Algumas preciosas lições devem ser extraídas da atuação das instituições ligadas à Justiça nos últimos anos. A primeira diz respeito ao salutar movimento para redimir nosso passado, marcado pela impunidade das elites. Uma nódoa em nossa história. Para os membros das elites, tradicionalmente o perdão, a complacência e a tolerância; para os demais, o rigor da lei e o castigo, mesmo contra a lei. A reação está sendo empreendida pelas autoridades responsáveis, impulsionadas pela vontade e pela grita de setores sociais, com a participação da imprensa e da parte sadia da classe política.
A segunda lição decorre da primeira. Ou melhor, é a antítese da anterior. Aplausos para a luta contra a impunidade. Protestos e veemente reação contra os exageros que estão transformando esse necessário e justo movimento em um verdadeiro macartismo caboclo. A passagem da impunidade para a fúria acusatória, fazendo de nossa época uma permanente estação de caça às bruxas é, também, de grande nocividade. As duas situações conduzem à insegurança jurídica, ao desrespeito à lei e à violação da dignidade pessoal.
Há princípios a observar na apuração da responsabilidade penal e os direitos individuais devem ser observados. A dialética processual é fundamental, pois nos mostra que a verdade não pertence com exclusividade nem à acusação nem à defesa. E, permitam-me, nem à imprensa. Infelizmente, parte dos veículos de comunicação tem transformado suas investigações e denúncias em instrumento de constante busca do sensacionalismo, do negativo, do destrutivo, sem nenhum compromisso com a ética jornalística, com a verdade e com o respeito ao próximo. Ao encestarem as suas baterias, máquinas e câmeras contra alguém, desejam condená-lo sem processo e sem defesa.

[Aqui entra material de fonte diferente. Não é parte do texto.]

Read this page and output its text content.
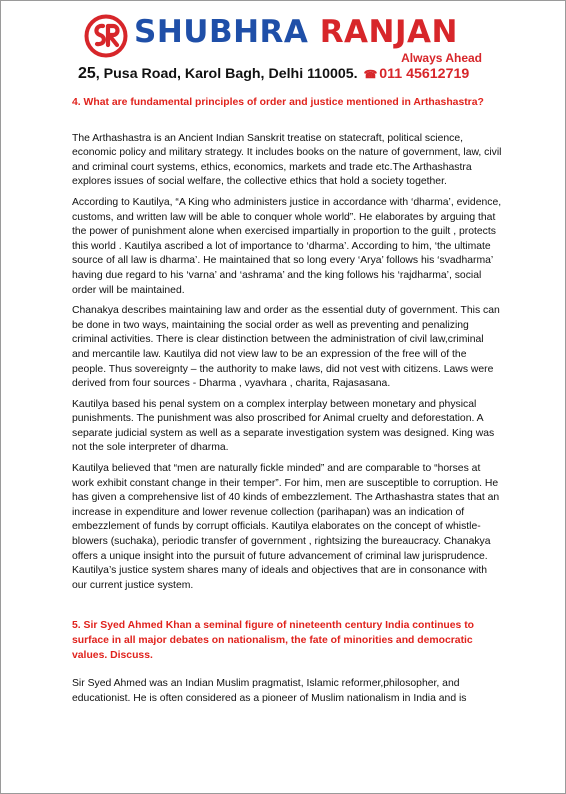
SHUBHRA RANJAN
Always Ahead
25, Pusa Road, Karol Bagh, Delhi 110005. ☎ 011 45612719

4. What are fundamental principles of order and justice mentioned in Arthashastra?

The Arthashastra is an Ancient Indian Sanskrit treatise on statecraft, political science, economic policy and military strategy. It includes books on the nature of government, law, civil and criminal court systems, ethics, economics, markets and trade etc.The Arthashastra explores issues of social welfare, the collective ethics that hold a society together.

According to Kautilya, “A King who administers justice in accordance with ‘dharma’, evidence, customs, and written law will be able to conquer whole world”. He elaborates by arguing that the power of punishment alone when exercised impartially in proportion to the guilt , protects this world . Kautilya ascribed a lot of importance to ‘dharma’. According to him, ‘the ultimate source of all law is dharma’. He maintained that so long every ‘Arya’ follows his ‘svadharma’ having due regard to his ‘varna’ and ‘ashrama’ and the king follows his ‘rajdharma’, social order will be maintained.

Chanakya describes maintaining law and order as the essential duty of government. This can be done in two ways, maintaining the social order as well as preventing and penalizing criminal activities. There is clear distinction between the administration of civil law,criminal and mercantile law. Kautilya did not view law to be an expression of the free will of the people. Thus sovereignty – the authority to make laws, did not vest with citizens. Laws were derived from four sources - Dharma , vyavhara , charita, Rajasasana.

Kautilya based his penal system on a complex interplay between monetary and physical punishments. The punishment was also proscribed for Animal cruelty and deforestation. A separate judicial system as well as a separate investigation system was designed. King was not the sole interpreter of dharma.

Kautilya believed that “men are naturally fickle minded” and are comparable to “horses at work exhibit constant change in their temper”. For him, men are susceptible to corruption. He has given a comprehensive list of 40 kinds of embezzlement. The Arthashastra states that an increase in expenditure and lower revenue collection (parihapan) was an indication of embezzlement of funds by corrupt officials. Kautilya elaborates on the concept of whistle-blowers (suchaka), periodic transfer of government , rightsizing the bureaucracy. Chanakya offers a unique insight into the pursuit of future advancement of criminal law jurisprudence. Kautilya’s justice system shares many of ideals and objectives that are in consonance with our current justice system.

5. Sir Syed Ahmed Khan a seminal figure of nineteenth century India continues to surface in all major debates on nationalism, the fate of minorities and democratic values. Discuss.

Sir Syed Ahmed was an Indian Muslim pragmatist, Islamic reformer,philosopher, and educationist. He is often considered as a pioneer of Muslim nationalism in India and is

Lançam fatos aparentemente desabonadores, sob o sigilo da fonte, que viram verdades. Ao contrário do que ocorre na Justiça, os fatos não precisam ser provados. O tratamento dado à matéria não é imparcial. Noticia-se só o negativo. Prevalece um abominável maniqueísmo, onde o bom, o positivo e o edificante são esquecidos. E tal imprensa não se limita a informar, acusa. Não admite defesa, condena. Não quer processo, deseja punição.

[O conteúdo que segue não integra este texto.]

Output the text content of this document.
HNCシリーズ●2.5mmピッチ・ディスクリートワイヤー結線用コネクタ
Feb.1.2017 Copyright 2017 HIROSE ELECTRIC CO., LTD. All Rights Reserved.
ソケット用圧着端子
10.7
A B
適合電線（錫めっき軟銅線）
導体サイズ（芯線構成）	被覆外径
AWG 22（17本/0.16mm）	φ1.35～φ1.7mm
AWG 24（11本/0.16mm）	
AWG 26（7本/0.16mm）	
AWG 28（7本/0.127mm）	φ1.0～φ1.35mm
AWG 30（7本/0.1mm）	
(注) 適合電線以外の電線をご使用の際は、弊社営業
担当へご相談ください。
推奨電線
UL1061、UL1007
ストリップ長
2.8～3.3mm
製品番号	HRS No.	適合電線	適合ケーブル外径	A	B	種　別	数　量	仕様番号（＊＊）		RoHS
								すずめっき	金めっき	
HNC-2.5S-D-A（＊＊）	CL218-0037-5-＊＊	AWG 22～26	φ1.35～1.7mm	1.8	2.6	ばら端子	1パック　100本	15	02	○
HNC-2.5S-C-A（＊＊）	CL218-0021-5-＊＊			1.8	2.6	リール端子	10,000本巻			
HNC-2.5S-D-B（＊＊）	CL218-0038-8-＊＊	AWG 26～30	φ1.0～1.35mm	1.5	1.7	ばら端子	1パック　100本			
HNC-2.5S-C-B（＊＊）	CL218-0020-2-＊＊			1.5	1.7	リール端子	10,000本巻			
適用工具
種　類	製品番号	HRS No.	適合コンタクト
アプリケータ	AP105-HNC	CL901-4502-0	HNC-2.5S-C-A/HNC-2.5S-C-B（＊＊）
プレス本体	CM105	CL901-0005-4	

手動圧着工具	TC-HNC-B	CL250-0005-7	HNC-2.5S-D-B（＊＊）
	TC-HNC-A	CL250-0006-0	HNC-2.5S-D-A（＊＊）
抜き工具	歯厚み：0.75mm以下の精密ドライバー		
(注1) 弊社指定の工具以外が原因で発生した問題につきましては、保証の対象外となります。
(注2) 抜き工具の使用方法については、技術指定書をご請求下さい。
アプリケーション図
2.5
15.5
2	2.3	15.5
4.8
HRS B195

Alguns dirigentes da Ordem dos Advogados conduzem a entidade a posições parciais, olvidando-se que em todo conflito existem advogados exercendo o seu mister e que as suas prerrogativas devem ser respeitadas e defendidas pela entidade. O açodamento desses mesmos dirigentes na tomada de posições, sempre em consonância com o alarido da imprensa, representa a própria negação dos princípios pelos quais temos a obrigação indeclinável de pugnar: presunção de inocência, contraditório, devido processo legal, e direito de defesa.
Todas essas reflexões deveriam ser assimiladas e difundidas pela imprensa, bem como por aqueles que, por causa de suas funções, possuem inarredável compromisso com o direito e com a justiça. Não se deve esquecer que jornalistas, advogados, juízes e promotores vez ou outra também são levados às barras dos tribunais. Nessa hora clamam pela observância daqueles mesmos postulados que nem sempre fazem valer quando se trata de terceiros.
(*) Antonio Cláudio Mariz de Oliveira, 55, é advogado criminal. Foi secretário de Justiça e Segurança Pública e presidente da OAB-SP.